← Back to context

Comment by simiones

8 months ago

I read the comments praising these voices as very life like, and went to the page primed to hear very convincing voices. That is not at all what I heard though.

The voices are decent, but the intonation is off on almost every phrase, and there is a very clear robotic-sounding modulation. It's generally very impressive compared to many text-to-speech solutions from a few years ago, but for today, I find it very uninspiring. The AI generated voice you hear all over YouTube shorts is at least as good as most of the samples on this page.

The only part that seemed impressive to me was the English + (Mandarin?) Chinese sample, that one seemed to switch very seamlessly between the two. But this may well be simply because (1) I'm not familiar with any Chinese language, so I couldn't really judge the pronunciation of that, and (2) the different character systems make it extremely clear that the model needs to switch between different languages. Peut-être que cela n'aurait pas été si simple if it had been switching between two languages using the same writing system - I'm particularly curious how it would have read "simple" in the phrase above (I think it should be read with the French pronunication, for example).

And, of course, the singing part is painfully bad, I am very curious why they even included it.

Their comments about the singing and background music are odd. It’s been a while since I’ve done academic research, but something about those comments gave me a strong “we couldn’t figure out how to make background music go away in time for our paper submission, so we’re calling it a feature” vibe as opposed to a “we genuinely like this and think its a differentiator” vibe.

Is there any better model you can point at? I would be interested in having a listen.

There are people – and it does not matter what it's about – that will overstate the progress made (and others will understate it, case in point). Neither should put a damper on progress. This is the best I personally have heard so far, but I certainly might have missed something.

  • It’s tough to name the best local TTS since they all seem to trade off on quality and features and none of them are as good as ElevenLabs’ closed-source offering.

    However Kokoro-82M is an absolute triumph in the small model space. It curbstomps models 10-20x its size in terms of quality while also being runnable on like, a Raspberry Pi. It’s the kind of thing I’m surprised even exists. Its downside is that it isn’t super expressive, but the af_heart voice is extremely clean, and Kokoro is way more reliable than other TTS models: It doesn’t have the common failure mode where you occasionally have a couple extra syllables thrown in because you picked a bad seed.

    If you want something that can do convincing voice acting, either pay for ElevenLabs or keep waiting. If you’re trying to build a local AI assistant, Kokoro is perfect, just use that and check the space again in like 6 months to see if something’s beaten it. https://huggingface.co/hexgrad/Kokoro-82M

    • There's a certain know-nothing feeling I get that makes me worried if we start at the link (which has data showing it > ElevenLabs quality), jump to eh it's actually worse than anything I've heard then last 2 years, and end up at "none are as good as ElevenLabs" - the recommendation and commentary on it, of course, has nothing to do with my feeling, cheers

  • I cobbled together llm-tts to run as many local (and remote) TTs models s I could find and get working.

    https://github.com/mlang/llm-tts

    Strictly speaking, even music generation fits the usage pattern: text in, audio out.

    llm-tts is far from complete, but it makes it relatively "easy" to try a few models in an uniform way.

  • Not OS or local, but just try ChatGPT Voice Conversation mode.

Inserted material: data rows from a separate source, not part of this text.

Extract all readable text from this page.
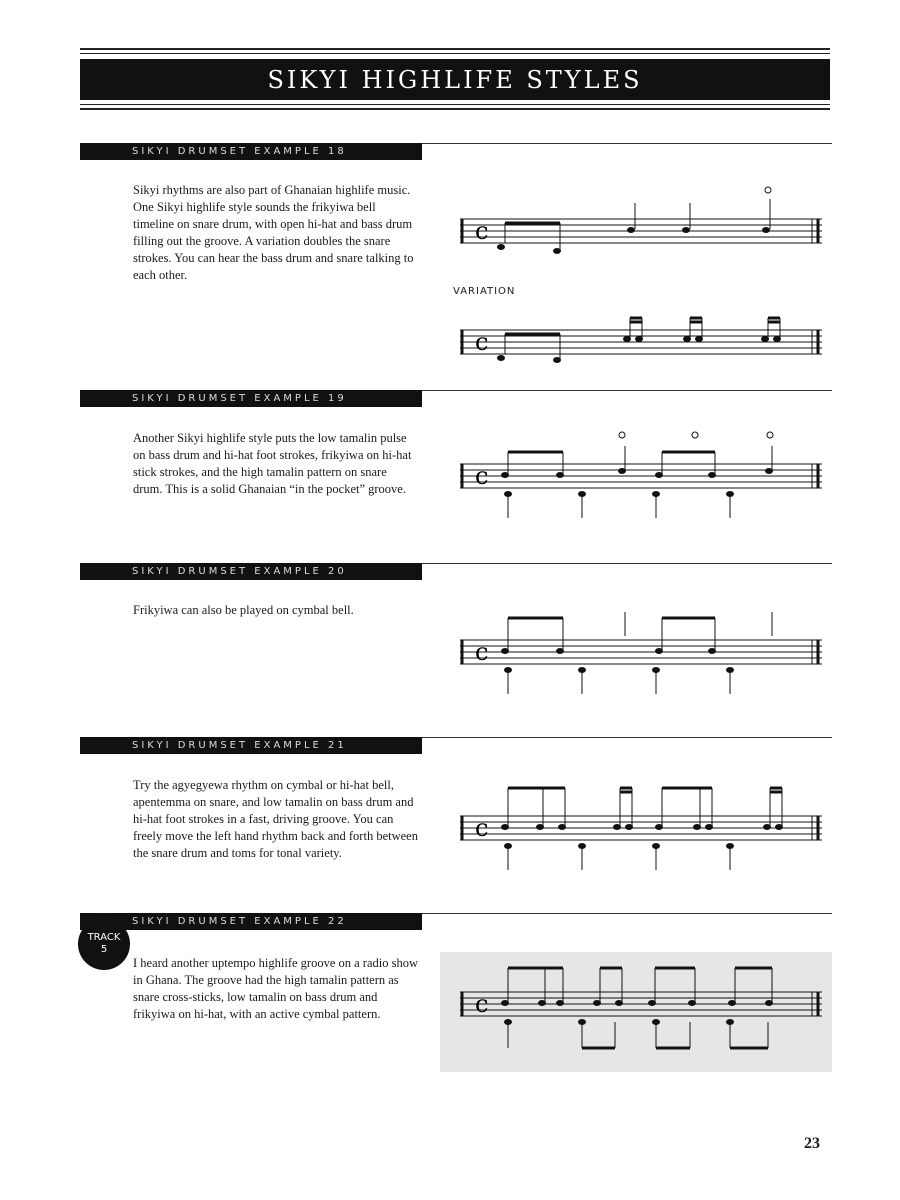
SIKYI HIGHLIFE STYLES
SIKYI DRUMSET EXAMPLE 18
Sikyi rhythms are also part of Ghanaian highlife music. One Sikyi highlife style sounds the frikyiwa bell timeline on snare drum, with open hi-hat and bass drum filling out the groove. A variation doubles the snare strokes. You can hear the bass drum and snare talking to each other.
c
VARIATION
c
SIKYI DRUMSET EXAMPLE 19
Another Sikyi highlife style puts the low tamalin pulse on bass drum and hi-hat foot strokes, frikyiwa on hi-hat stick strokes, and the high tamalin pattern on snare drum. This is a solid Ghanaian “in the pocket” groove.	c
SIKYI DRUMSET EXAMPLE 20
Frikyiwa can also be played on cymbal bell.
c
SIKYI DRUMSET EXAMPLE 21
Try the agyegyewa rhythm on cymbal or hi-hat bell, apentemma on snare, and low tamalin on bass drum and hi-hat foot strokes in a fast, driving groove. You can freely move the left hand rhythm back and forth between the snare drum and toms for tonal variety.
c
SIKYI DRUMSET EXAMPLE 22
TRACK
5
I heard another uptempo highlife groove on a radio show in Ghana. The groove had the high tamalin pattern as snare cross-sticks, low tamalin on bass drum and frikyiwa on hi-hat, with an active cymbal pattern.	c
23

To my ears, it's a generation ahead of these VibeVoice samples.

I agree. For some reason the female voices are waaay more convincing than the male ones too, which sound barely better than speech synthesis from a decade ago.

  • Results correlate to investment, and there’s more in synthesizing female coded voices. As for the why female coded voices gets more investments, we all know, only difference is in attitude towards that (the correct answer, of course, is “it sucks”)

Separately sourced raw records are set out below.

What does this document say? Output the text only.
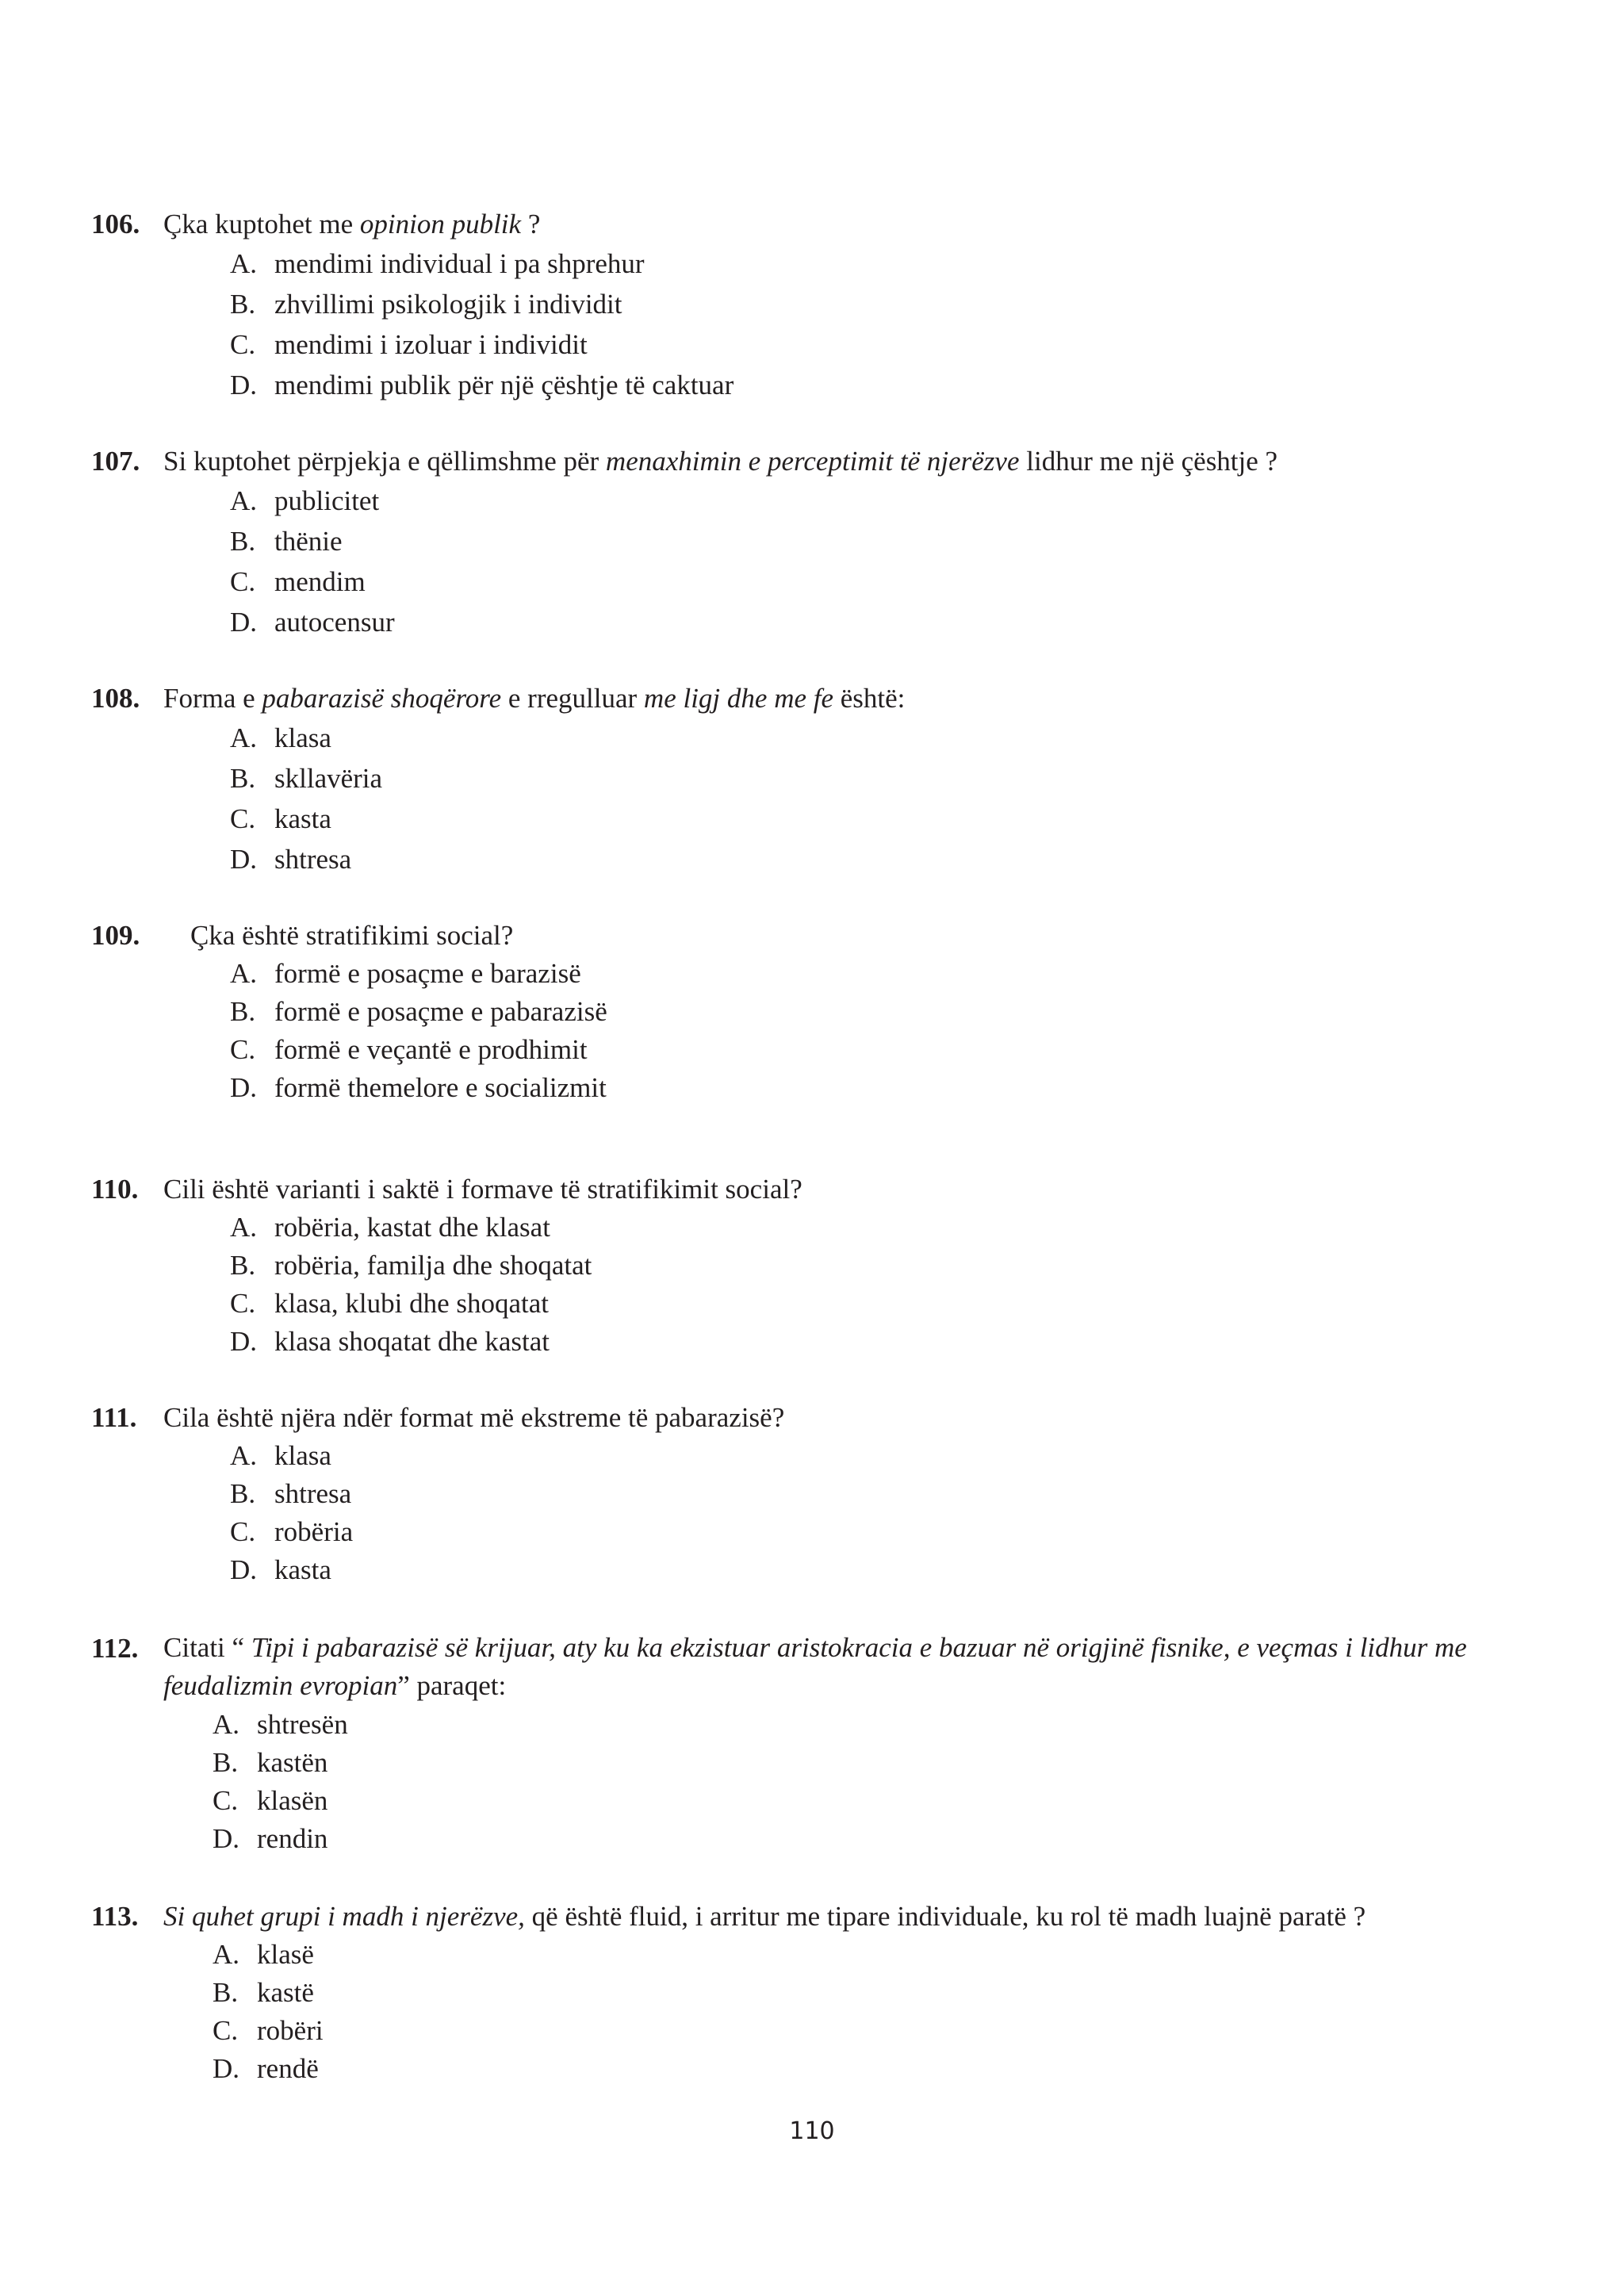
106. Çka kuptohet me opinion publik ?
A. mendimi individual i pa shprehur
B. zhvillimi psikologjik i individit
C. mendimi i izoluar i individit
D. mendimi publik për një çështje të caktuar
107. Si kuptohet përpjekja e qëllimshme për menaxhimin e perceptimit të njerëzve lidhur me një çështje ?
A. publicitet
B. thënie
C. mendim
D. autocensur
108. Forma e pabarazisë shoqërore e rregulluar me ligj dhe me fe është:
A. klasa
B. skllavëria
C. kasta
D. shtresa
109. Çka është stratifikimi social?
A. formë e posaçme e barazisë
B. formë e posaçme e pabarazisë
C. formë e veçantë e prodhimit
D. formë themelore e socializmit
110. Cili është varianti i saktë i formave të stratifikimit social?
A. robëria, kastat dhe klasat
B. robëria, familja dhe shoqatat
C. klasa, klubi dhe shoqatat
D. klasa shoqatat dhe kastat
111. Cila është njëra ndër format më ekstreme të pabarazisë?
A. klasa
B. shtresa
C. robëria
D. kasta
112. Citati “ Tipi i pabarazisë së krijuar, aty ku ka ekzistuar aristokracia e bazuar në origjinë fisnike, e veçmas i lidhur me feudalizmin evropian” paraqet:
A. shtresën
B. kastën
C. klasën
D. rendin
113. Si quhet grupi i madh i njerëzve, që është fluid, i arritur me tipare individuale, ku rol të madh luajnë paratë ?
A. klasë
B. kastë
C. robëri
D. rendë
110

The English/Mandarin section was VERY impressive. The accents of both the woman speaking English and the man speaking Chinese were spot on. Both sound very convincingly like they are speaking a second language, which anyone here can hear from the Chinese woman speaking English voice. I'd like to add that the foreigner speaking Chinese was also spot on.

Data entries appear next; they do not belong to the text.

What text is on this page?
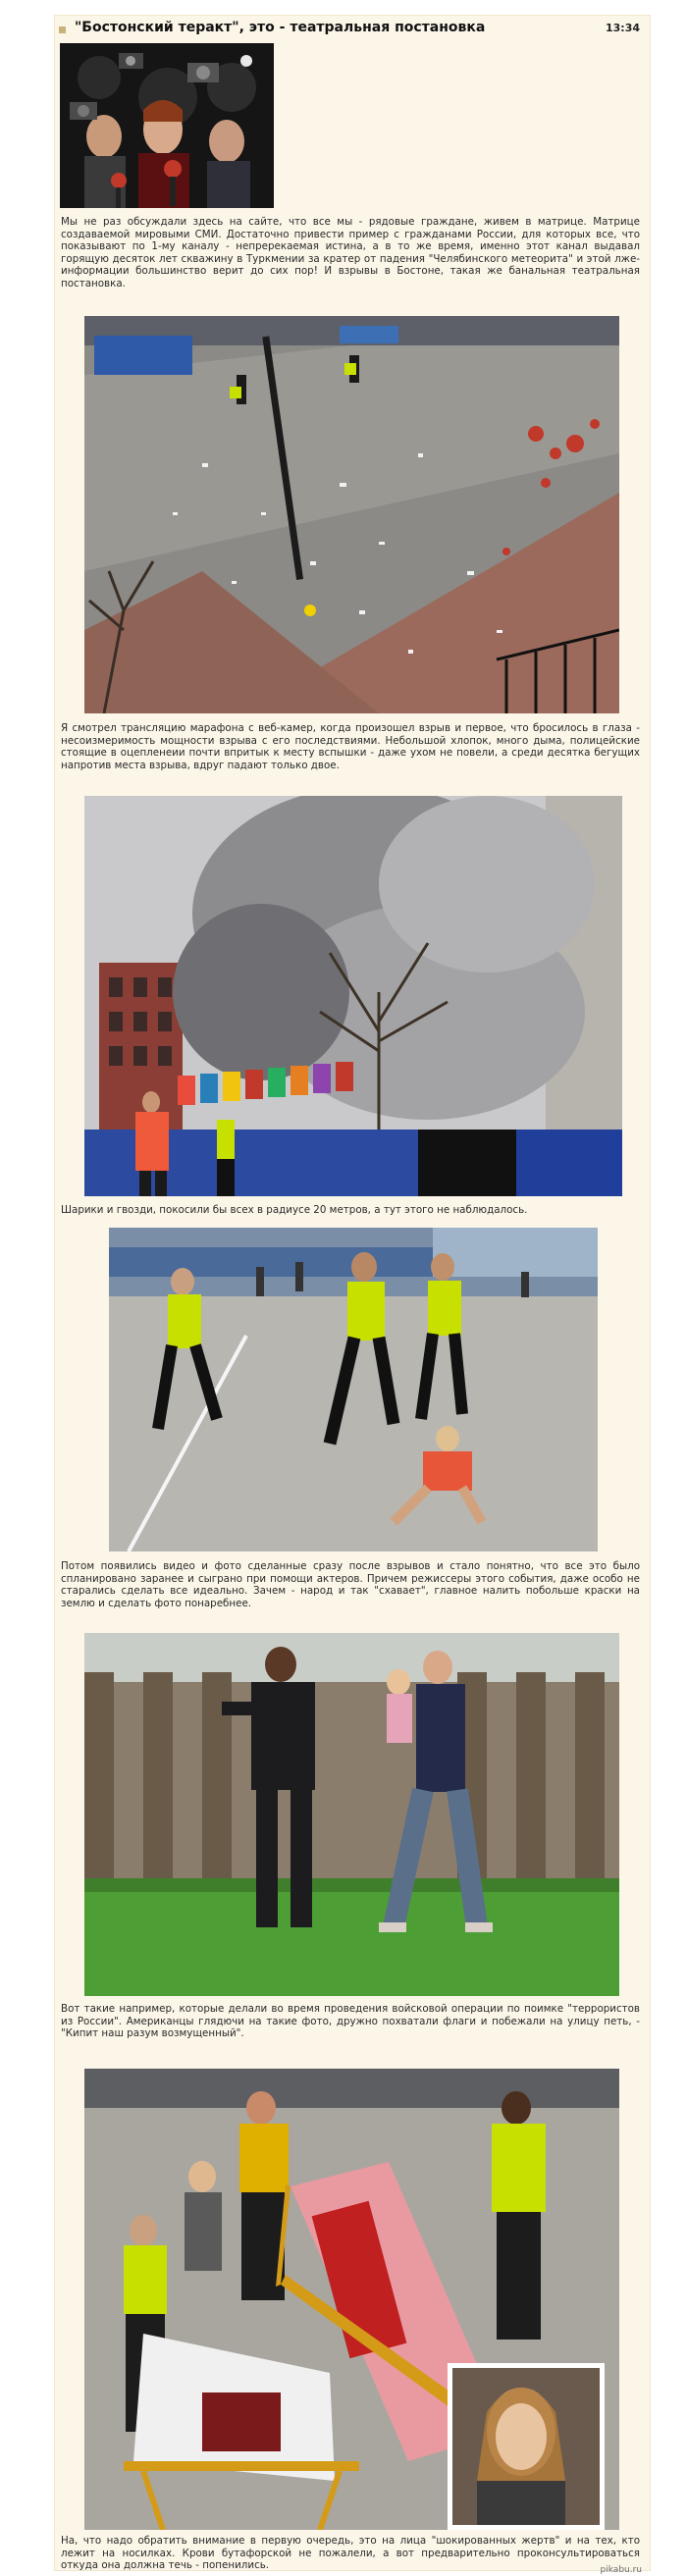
"Бостонский теракт", это - театральная постановка	13:34
Мы не раз обсуждали здесь на сайте, что все мы - рядовые граждане, живем в матрице. Матрице создаваемой мировыми СМИ. Достаточно привести пример с гражданами России, для которых все, что показывают по 1-му каналу - непререкаемая истина, а в то же время, именно этот канал выдавал горящую десяток лет скважину в Туркмении за кратер от падения "Челябинского метеорита" и этой лже-информации большинство верит до сих пор! И взрывы в Бостоне, такая же банальная театральная постановка.
Я смотрел трансляцию марафона с веб-камер, когда произошел взрыв и первое, что бросилось в глаза - несоизмеримость мощности взрыва с его последствиями. Небольшой хлопок, много дыма, полицейские стоящие в оцепленеии почти впритык к месту вспышки - даже ухом не повели, а среди десятка бегущих напротив места взрыва, вдруг падают только двое.
Шарики и гвозди, покосили бы всех в радиусе 20 метров, а тут этого не наблюдалось.
Потом появились видео и фото сделанные сразу после взрывов и стало понятно, что все это было спланировано заранее и сыграно при помощи актеров. Причем режиссеры этого события, даже особо не старались сделать все идеально. Зачем - народ и так "схавает", главное налить побольше краски на землю и сделать фото понаребнее.
Вот такие например, которые делали во время проведения войсковой операции по поимке "террористов из России". Американцы глядючи на такие фото, дружно похватали флаги и побежали на улицу петь, - "Кипит наш разум возмущенный".
На, что надо обратить внимание в первую очередь, это на лица "шокированных жертв" и на тех, кто лежит на носилках. Крови бутафорской не пожалели, а вот предварительно проконсультироваться откуда она должна течь - попенились.	pikabu.ru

This is close to SOTA emotional performance, at least the female voices.

I trust the human scores in the paper. At least my ear aligns with that figure.

With stuff like this coming out in the open, I wonder if ElevenLabs will maintain its huge ARR lead in the field. I really don't see how they can continue to maintain a lead when their offering is getting trounced by open models.

The male Chinese speakers had THICK American accents. Nothing really wrong with the language, but think the stereotype German speaking English. That was kind of strange to me.

  • I think it's because it was using the American voice for it. Conversely the female voice in the Mandarin conversation spoke English with a Chinese accent.

The Chinese is good. The Mandarin to English example she sounds native. The English to Mandarin sounds good too but he does have an English speaker's accent, which I think is intentional.